Prior to consolidation, thirteen one-room schoolhouses served the surrounding rural areas. These were later consolidated into a centralized system within Shannon.

The school facilities were expanded to include a gymnasium, which also provided additional classroom space. A new high school was also constructed, with further additions being made as needed.

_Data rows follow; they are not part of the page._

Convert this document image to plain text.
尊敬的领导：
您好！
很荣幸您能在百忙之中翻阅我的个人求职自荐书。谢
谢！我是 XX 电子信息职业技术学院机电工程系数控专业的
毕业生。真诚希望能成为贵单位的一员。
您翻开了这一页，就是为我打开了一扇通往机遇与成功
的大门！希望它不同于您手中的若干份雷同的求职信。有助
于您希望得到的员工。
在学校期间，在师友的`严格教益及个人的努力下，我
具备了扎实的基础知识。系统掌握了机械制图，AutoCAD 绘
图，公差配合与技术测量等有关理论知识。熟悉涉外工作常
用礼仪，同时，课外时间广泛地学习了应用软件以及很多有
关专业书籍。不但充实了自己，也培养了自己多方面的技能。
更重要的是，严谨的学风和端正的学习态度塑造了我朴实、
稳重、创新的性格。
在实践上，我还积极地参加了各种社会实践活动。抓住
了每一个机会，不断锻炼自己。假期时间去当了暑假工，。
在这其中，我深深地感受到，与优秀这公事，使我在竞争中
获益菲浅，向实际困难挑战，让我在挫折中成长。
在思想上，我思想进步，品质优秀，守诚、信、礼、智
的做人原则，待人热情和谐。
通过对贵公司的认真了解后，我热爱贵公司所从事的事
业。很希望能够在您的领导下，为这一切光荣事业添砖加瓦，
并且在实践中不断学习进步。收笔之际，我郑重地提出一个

The school's mascot and colors have changed through consolidation. The original mascot was the Shamrocks, with colors of orange and green. Following local consolidation, the mascot was changed to the Eagles, and the colors became orange and black. When Shannon and Lanark consolidated to form the Eastland School District, the school became the Cougars, with the colors blue (from Lanark) and orange (from Shannon).

==Notable person==
- Alfred Babb (1858–1933), farmer, businessman, served as postmaster for Shannon.